I’m excited about the new book and especially look forward to the audio version being available. May your voice be healed.
This is a lovely post. What came to mind for me is the recent passings of two people important in my life. My mother fell asleep in the Lord on January 7th at the age of 96. A patient who was like a spiritual sister to me fell asleep in our Savior on March 16.
There is something about death that is so hard for me to wrap my head around. To see a well-known and beloved face deteriorate as the spirit pulls away from the dying body, as though struggling, even screaming, against its journey, but then so peaceful in repose, once that final battle is won.
And, if this were not enough, I am stunned to realize that the departed one is now face-to-face with God. The notion both frightens me and evokes a bit of envy. With all of my struggles in faith, I think to myself, “They know. Now they truly know.” Not that I have any reason beyond my human weakness to doubt what comes next, but there is a fright in having all that I have sought and believed in my life put to the test. Will it really be so?
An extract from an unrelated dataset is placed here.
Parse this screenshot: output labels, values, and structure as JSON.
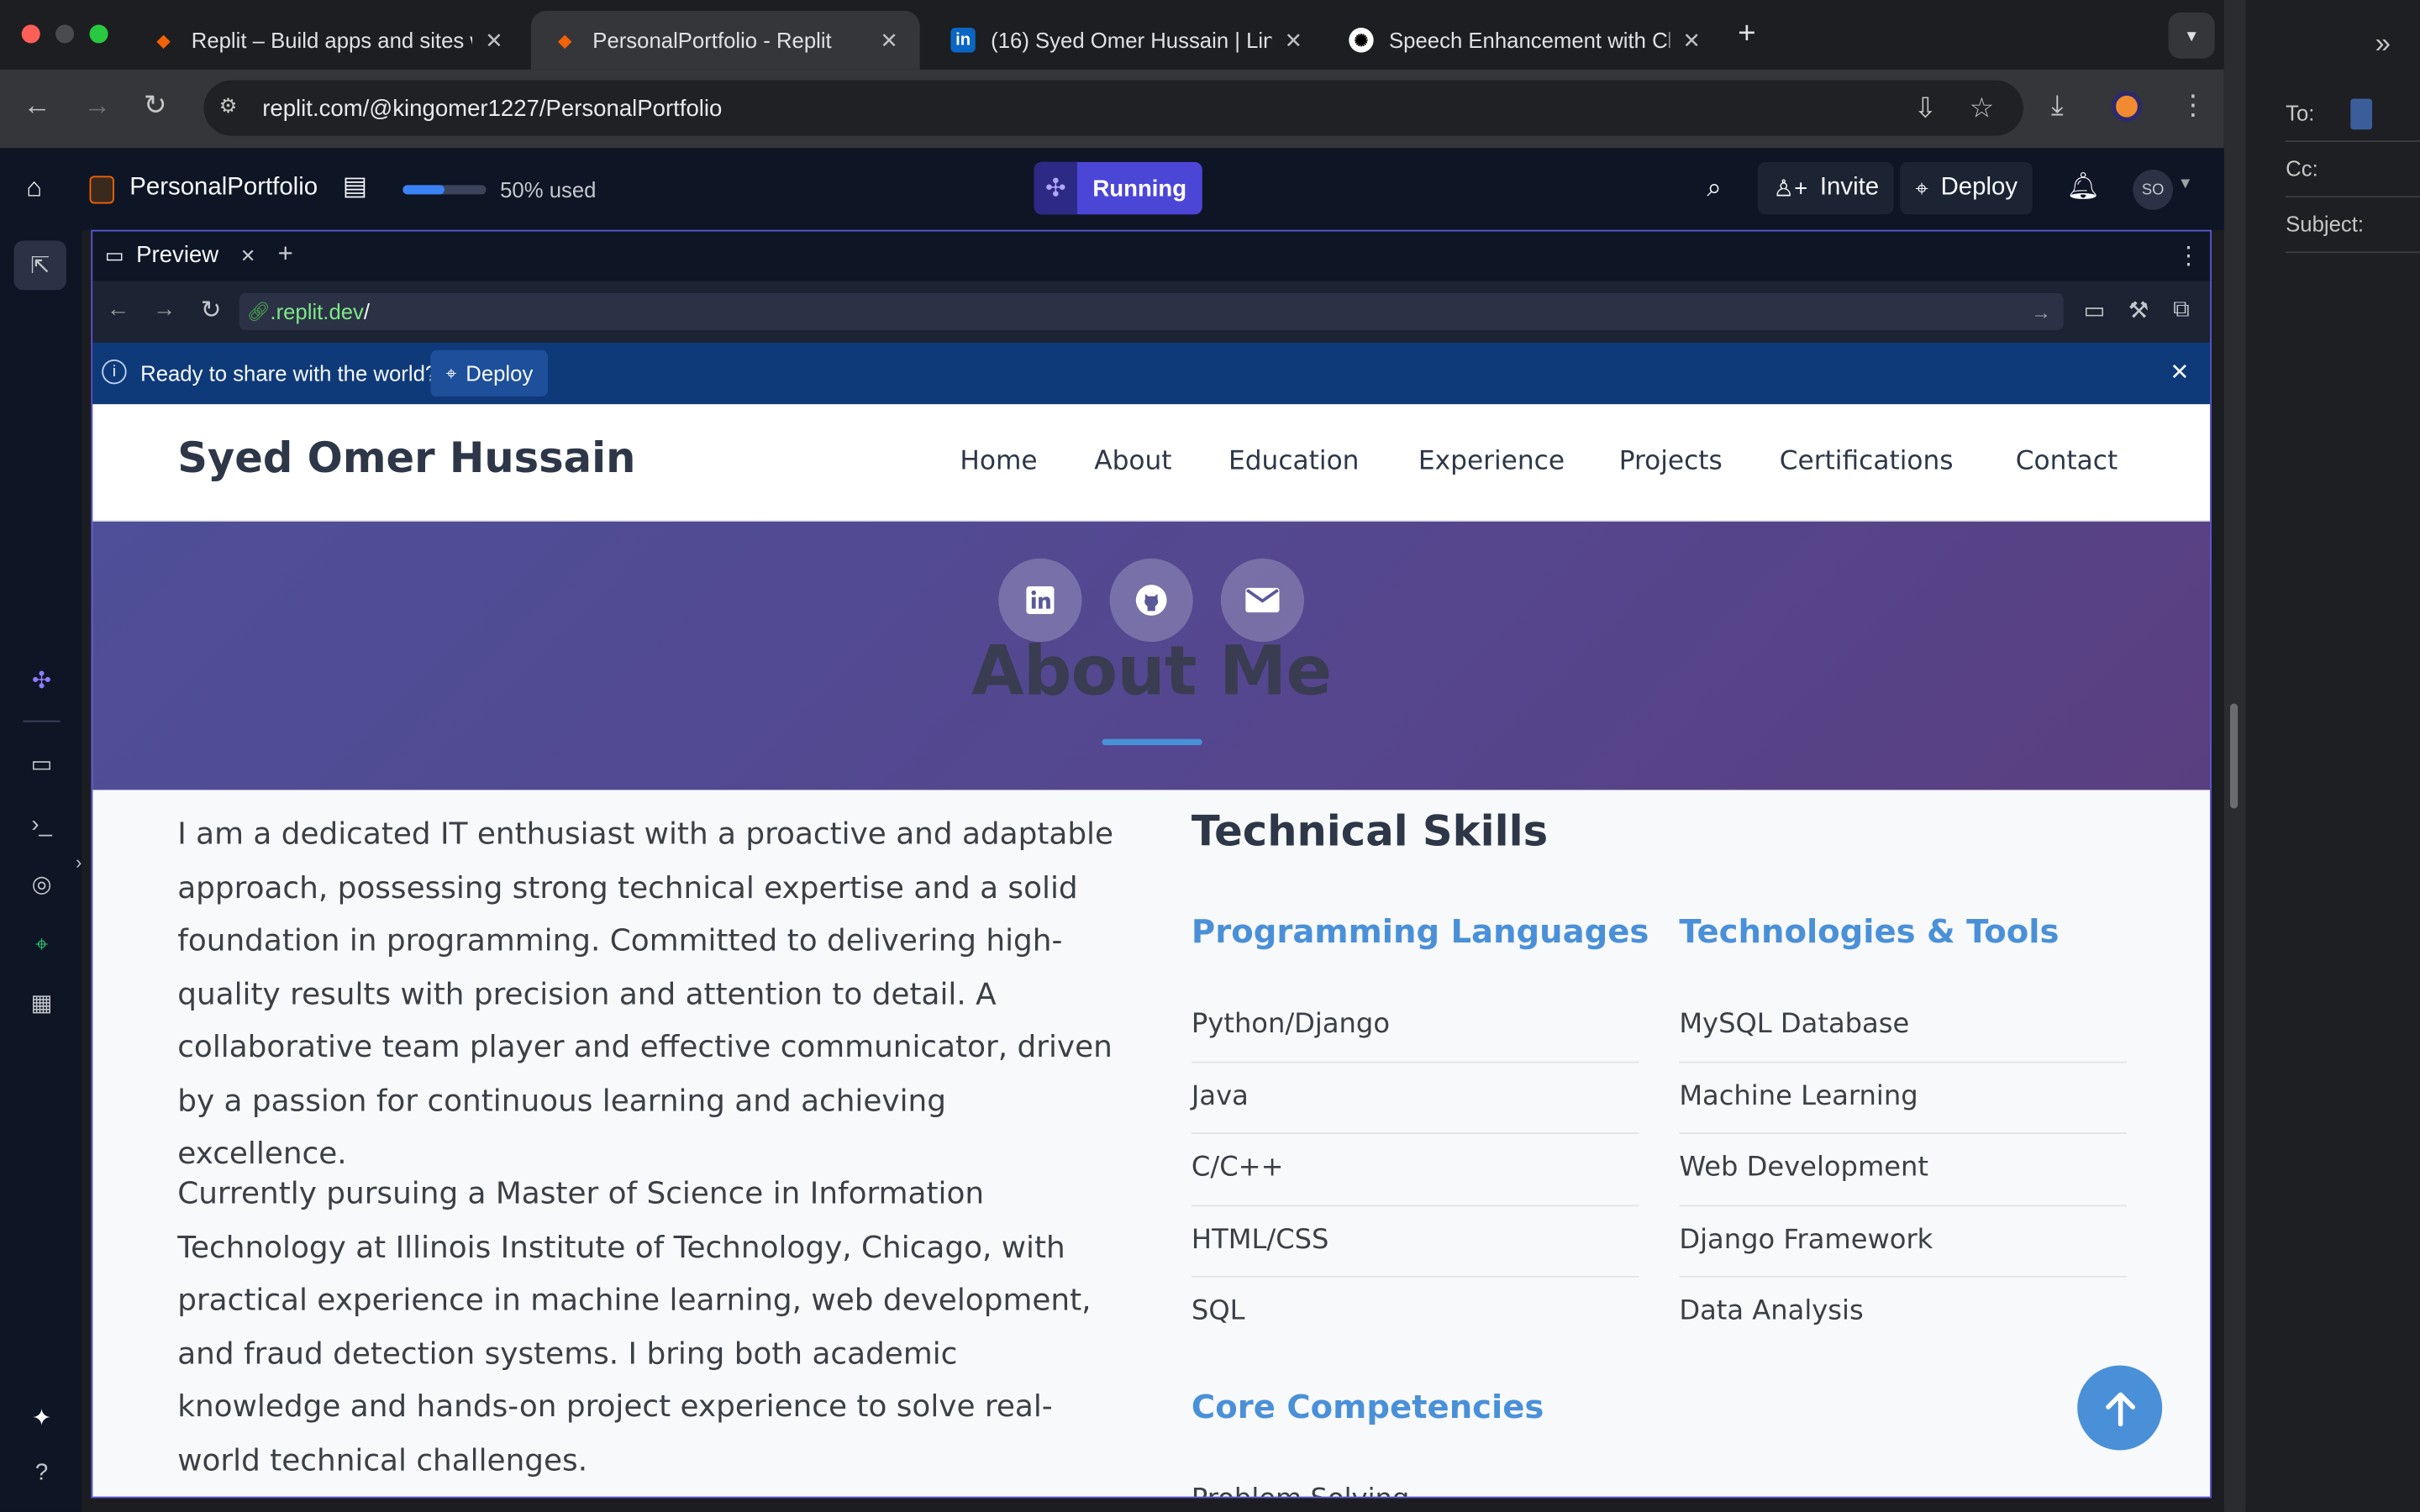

But the envy, a sweet and innocent envy, because I rejoice for the other that they have received what I so long for: to see Him face to face. To know as I am known. To know true communion with nothing to hold me back.
All glory and praise to Him.
mary, so good to hear your voice again. May the Lord continue to be with you and His angels guardians and guides.
Not long ago you wrote that an abbess once told you that you would become Orthodox when you stop thinking with your mind and begin “thinking” with your heart. I’m not sure I’m remembering this correctly. I want to share it with someone. Thanks.
Thank you Abouna!
Truth is always self evident in Faith. God is Truth and Love and is always there to receive us in open arms as you can see it in the icon of Christ, as you mentioned . He is our loving Father that created us from the beginning. Our Lord and Saviour taught us to say the Lord’s Prayer (Abana (in Arabic is “our father”) is plural as you know. We all are his children. Amen 🙏
Pray for us Abouna, (which basically has the same meaning as “Abana).